Host Intro (Gene Kim)

Gene Kim: To set up the next talk, I want to share some of my reactions to the recent XZ incident, which my friend Daniel Miessler called movie-level shit, forgive my language. In other words, it was a software supply chain attack that almost resulted in a remote code execution vulnerability in OpenSSH, detected only by accident.

Daniel called it movie-level because it was an epic long game featuring accomplices, elements of social engineering, and an attempt to compromise, oh, I don't know, potentially every server on the planet.

I think stories like this underscore some pretty sobering problems that anyone using open source software faces, which, by many estimates, are 95% of all the software we run in production.

So up next is Boris Cipot, Senior Security Engineer at Synopsys, to teach us about the epic level of cybersecurity issues that every modern technology faces. Cool.

Boris Cipot

Boris Cipot: Thank you very much for taking your time to listen to me today. I will talk about cyber threats that became, or become, unwanted real-life Hollywood blockbusters. My name is Boris Cipot, and I'm the Senior Security Engineer at Synopsys.

One thing I have to clear out before we start is: by attending this presentation, your data will be shared by the organizers of this event, and Synopsys may contact you about products and services you may be interested in. You can unsubscribe also at any time.

But now let's get back to the presentation itself. We will try to understand the threats, learn best practices on resolving the issues, and see how the problems that we have today in the cybersecurity space can be addressed. Of course, it's not something that started to happen today. This is already going on for years.

Why I want to present it as a Hollywood blockbuster: well, I myself enjoy a good cybersecurity Hollywood blockbuster where you have the cyber criminal or cyber expert that tries to hunt the criminal, and you have then the police guy that is protecting somebody and hunting the bad guy in the end. And the worst thing that we see in those movies is how a cyber criminal can bring down whole states or cities or the infrastructure.

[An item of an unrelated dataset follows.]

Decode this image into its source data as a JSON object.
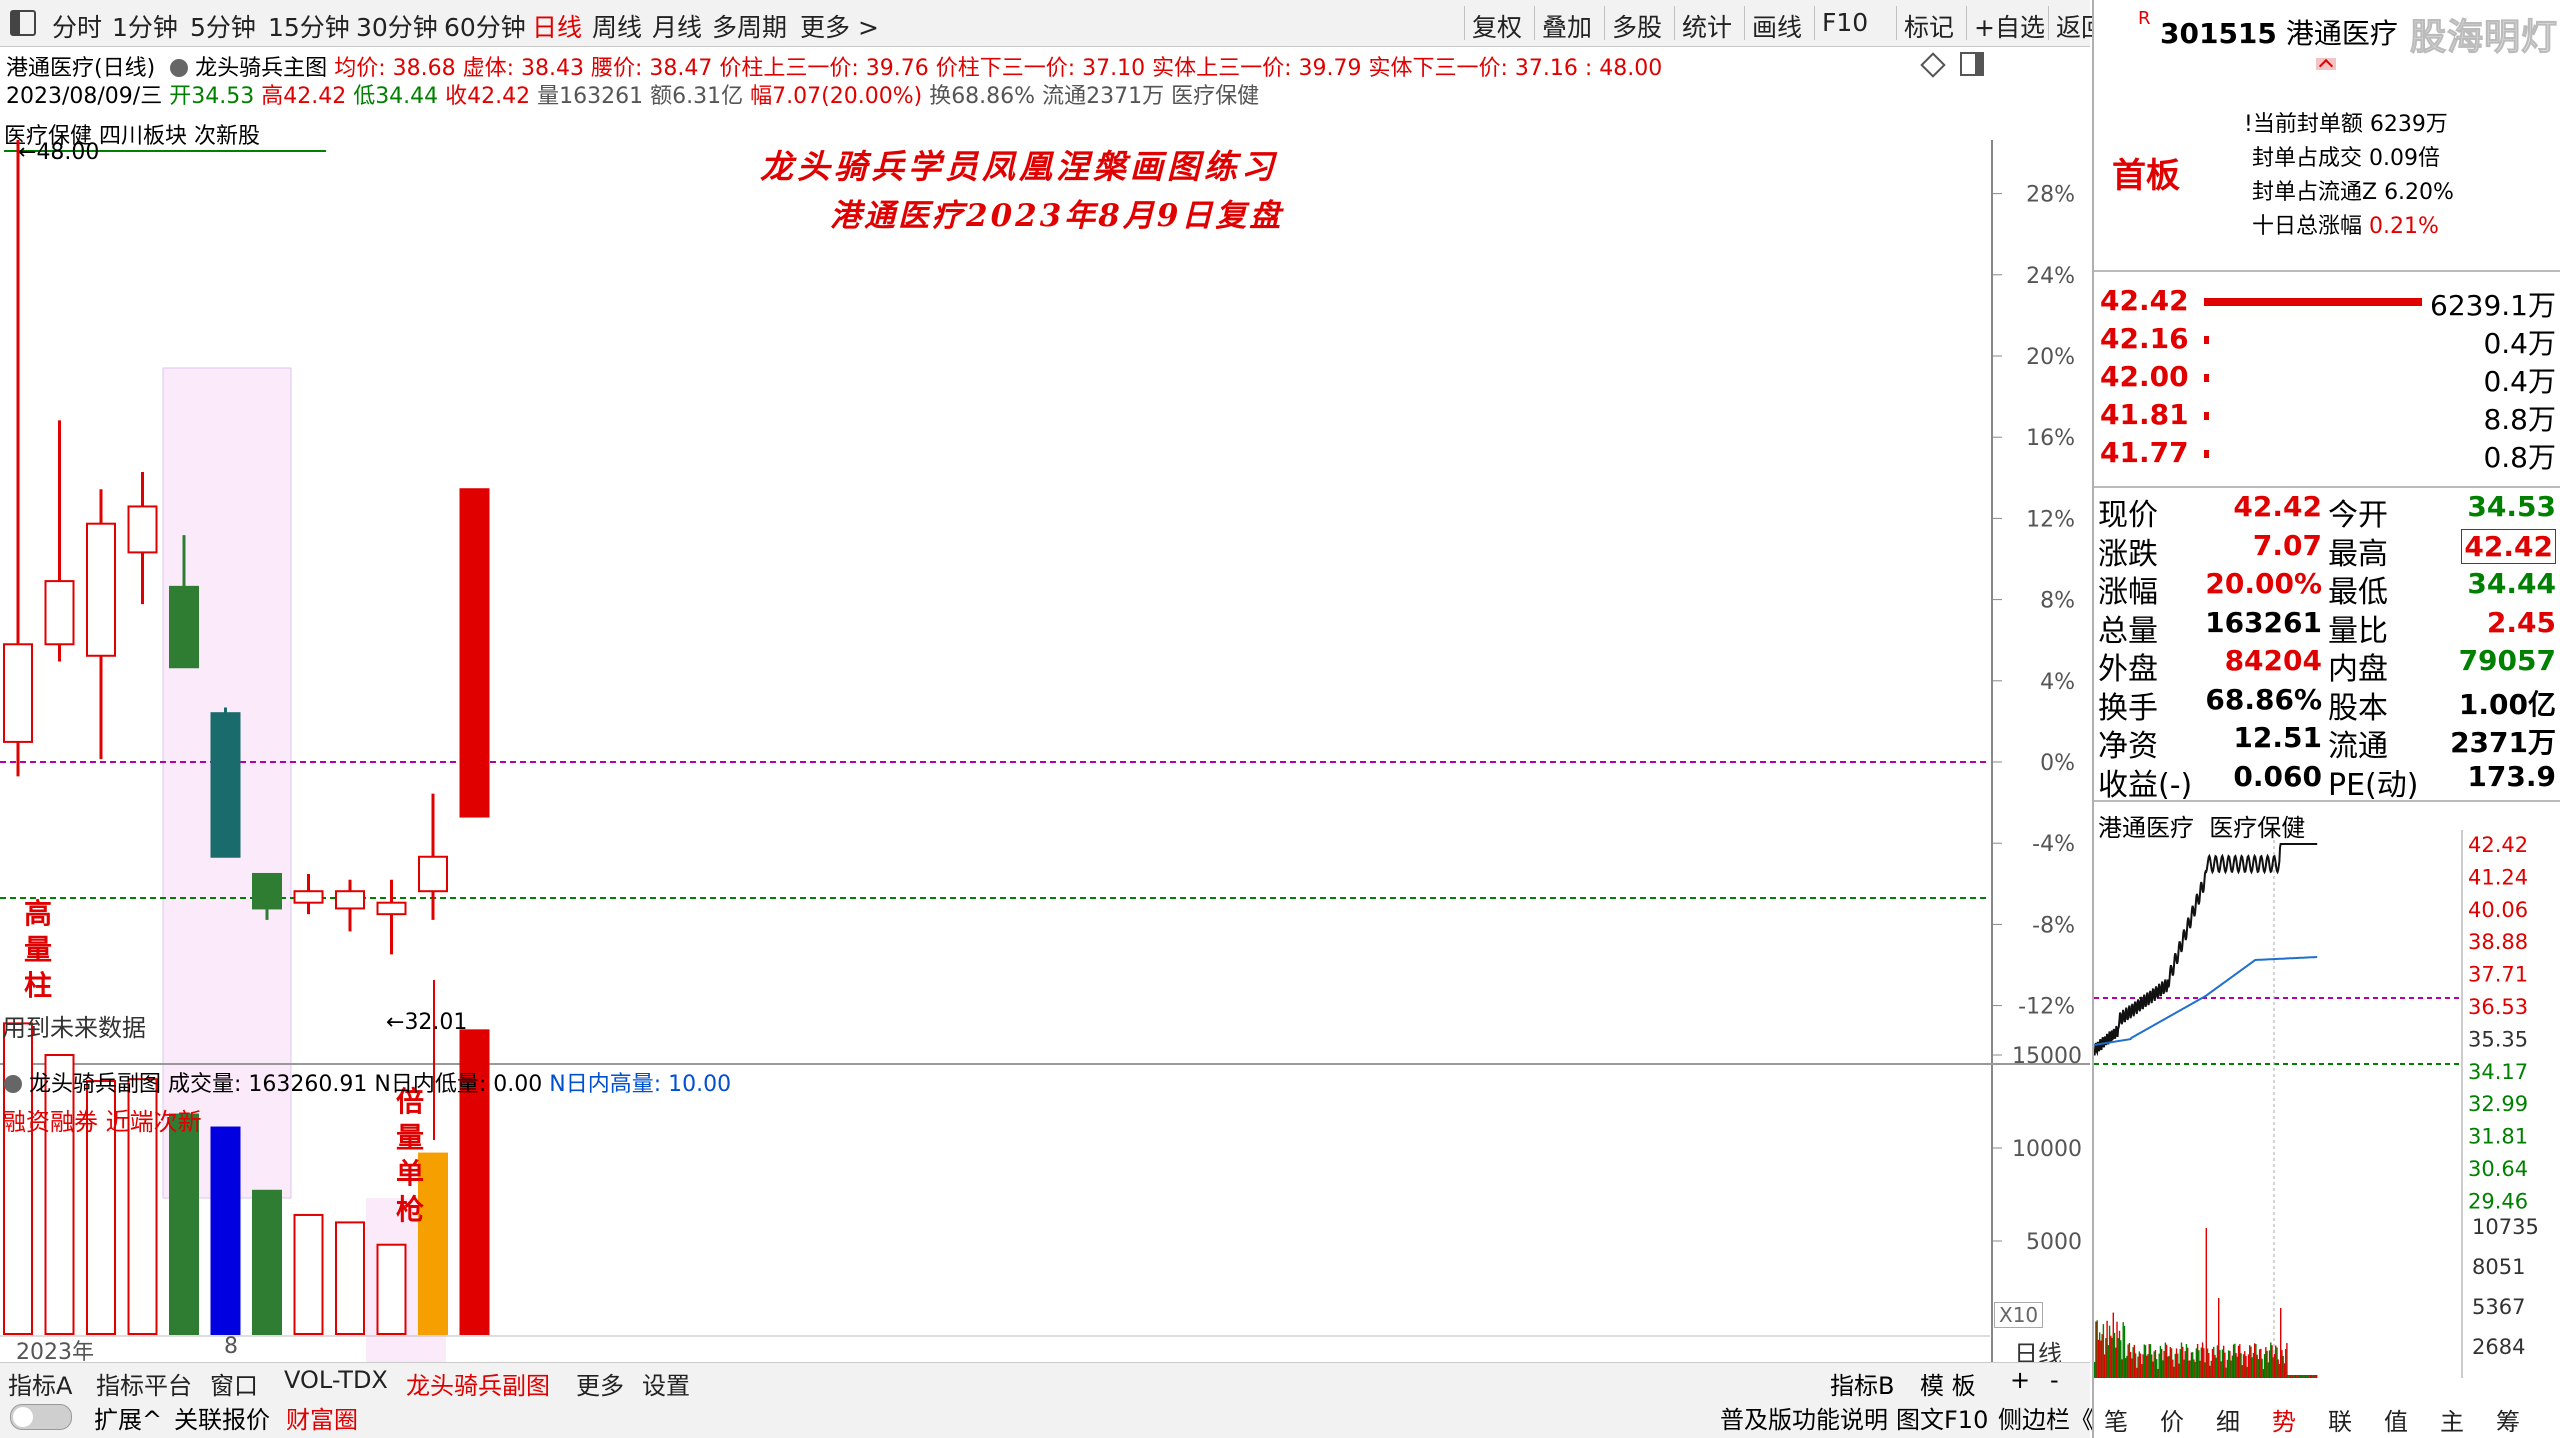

Many times we feel that this is exaggerated, that this can never happen. On the other hand, we are living in those hacks. We are living in those times where software is dictating our daily lives, even deciding on our care and health. Therefore, it's really important that this software is kept safe.

We know about Heartbleed. As I said, those situations are not coming from today. There was an OpenSSL library vulnerability that was leaking out the data already 10 years ago. Why I decided to show it today: it was, in April, the 10th-year anniversary of this vulnerability being known. However, the vulnerability at the time when it was known in 2014 was already living in systems for several years.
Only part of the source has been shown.